En ce sens, Jontho est véritablement un bon compositeur, et chaque morceau possède son petit passage accrocheur voire réellement envoûtant qui aère un peu le charnier qu’est cette guerre totale (le refrain fédérateur de
Infernal Majesty, le pont d’
Heretic, mélancolique, poignant et hypnotique dans ce déferlement de rage destructrice, le riff magique qui entame Into the
Abyss). Where Dreams Go to
Die termine les hostilités de manière fort honorable, alternant passages enlevés et mid tempo plus groovy, se fendant même d'un pont central orientalisant de bonne facture.
Bon, et les défauts alors ? Allez, autant le dire tout de suite, comme ça ce sera fait : le manque d’originalité est flagrant, et une certaine linéarité se ressent tout de même à l’écoute de ces 50 minutes, les structures des morceaux étant assez similaires malgré les efforts du groupe pour aérer le tout. C'est aussi ce qui fait le charme de la musique de
Ragnarok me direz-vous, se prendre un parpaing bien compact de black puissant, brutal et d’une cohérence sans failleen pleine gueule, mais disons que l’album aurait sûrement gagné à être amputé de quelques titres (au pif The
Eight of the
Seven Plagues et
Blood, qui n’ajoutent rien au schmilblik), parce que 50 minutes d’une telle intensité, ça fait quand même beaucoup à s’enfiler d’une traite.
On notera un petit bémol aussi au niveau du son - par ailleurs excellent - avec ce frottement de cordes intempestif et irritant qui gâche un peu le plaisir d’écoute, qui plus est totalement incongru pour une production si moderne, massive et léchée qui semble vouloir se concentrer davantage sur la puissance et la destruction que sur le côté authentique du black originel.
A part ça ? Rien à ajouter, foncez, car
Psychopathology, c’est du tout bon dans son genre, à savoir un black rapide, sombre et furieusement intense.

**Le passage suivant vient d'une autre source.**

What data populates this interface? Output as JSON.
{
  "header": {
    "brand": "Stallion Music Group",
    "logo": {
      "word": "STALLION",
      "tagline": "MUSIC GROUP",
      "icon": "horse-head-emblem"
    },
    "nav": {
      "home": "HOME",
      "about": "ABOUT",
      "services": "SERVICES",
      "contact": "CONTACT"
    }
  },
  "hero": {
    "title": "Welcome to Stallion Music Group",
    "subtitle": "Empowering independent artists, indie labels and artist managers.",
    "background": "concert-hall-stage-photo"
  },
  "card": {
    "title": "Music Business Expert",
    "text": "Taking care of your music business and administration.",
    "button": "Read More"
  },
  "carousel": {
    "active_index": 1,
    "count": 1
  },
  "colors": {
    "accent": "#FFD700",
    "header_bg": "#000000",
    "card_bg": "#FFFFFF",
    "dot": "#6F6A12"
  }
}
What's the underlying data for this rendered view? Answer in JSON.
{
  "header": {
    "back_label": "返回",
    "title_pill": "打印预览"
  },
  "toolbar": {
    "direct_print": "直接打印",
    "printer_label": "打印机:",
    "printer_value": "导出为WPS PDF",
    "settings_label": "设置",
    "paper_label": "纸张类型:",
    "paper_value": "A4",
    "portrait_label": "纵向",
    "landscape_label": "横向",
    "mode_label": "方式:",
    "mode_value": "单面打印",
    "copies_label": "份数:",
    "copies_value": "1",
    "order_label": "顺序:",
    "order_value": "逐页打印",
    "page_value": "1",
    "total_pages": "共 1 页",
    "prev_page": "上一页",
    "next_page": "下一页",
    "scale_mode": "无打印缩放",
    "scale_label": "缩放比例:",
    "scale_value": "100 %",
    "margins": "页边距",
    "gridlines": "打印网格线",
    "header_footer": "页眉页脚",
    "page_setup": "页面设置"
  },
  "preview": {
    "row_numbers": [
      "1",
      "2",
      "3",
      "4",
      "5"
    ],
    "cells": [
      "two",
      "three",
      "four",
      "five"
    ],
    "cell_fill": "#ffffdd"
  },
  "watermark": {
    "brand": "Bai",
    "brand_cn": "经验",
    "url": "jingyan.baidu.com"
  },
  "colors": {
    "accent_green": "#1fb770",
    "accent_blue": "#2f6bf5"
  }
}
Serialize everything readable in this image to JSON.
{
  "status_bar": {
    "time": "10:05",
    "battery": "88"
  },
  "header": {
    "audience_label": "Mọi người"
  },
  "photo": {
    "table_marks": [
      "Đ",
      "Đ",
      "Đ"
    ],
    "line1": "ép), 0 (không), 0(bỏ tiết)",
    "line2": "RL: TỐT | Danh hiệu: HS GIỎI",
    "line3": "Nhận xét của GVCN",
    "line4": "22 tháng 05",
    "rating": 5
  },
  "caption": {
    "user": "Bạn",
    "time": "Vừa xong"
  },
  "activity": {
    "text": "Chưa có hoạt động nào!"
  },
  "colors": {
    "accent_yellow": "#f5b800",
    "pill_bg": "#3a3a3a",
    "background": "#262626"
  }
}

Ajoutez à cela un sens de la composition certain, un travail musical soigné faisant preuve d’une certaine subtilité sous cette déferlante de brutalité, et, l’essentiel, des riffs qui tuent, que demander de plus ? Sans être incontournable,
Psychopathology reste dans le haut du panier du black à tendances brutales, et confirme que l’on peut toujours compter sur
Ragnarok, en 2016 comme en 1995.
Hail Ragnarok, et hail
Satan !
Pour finir l'album est excellent avec de petites lacunes mais peu importe si l'album est excellent \m/.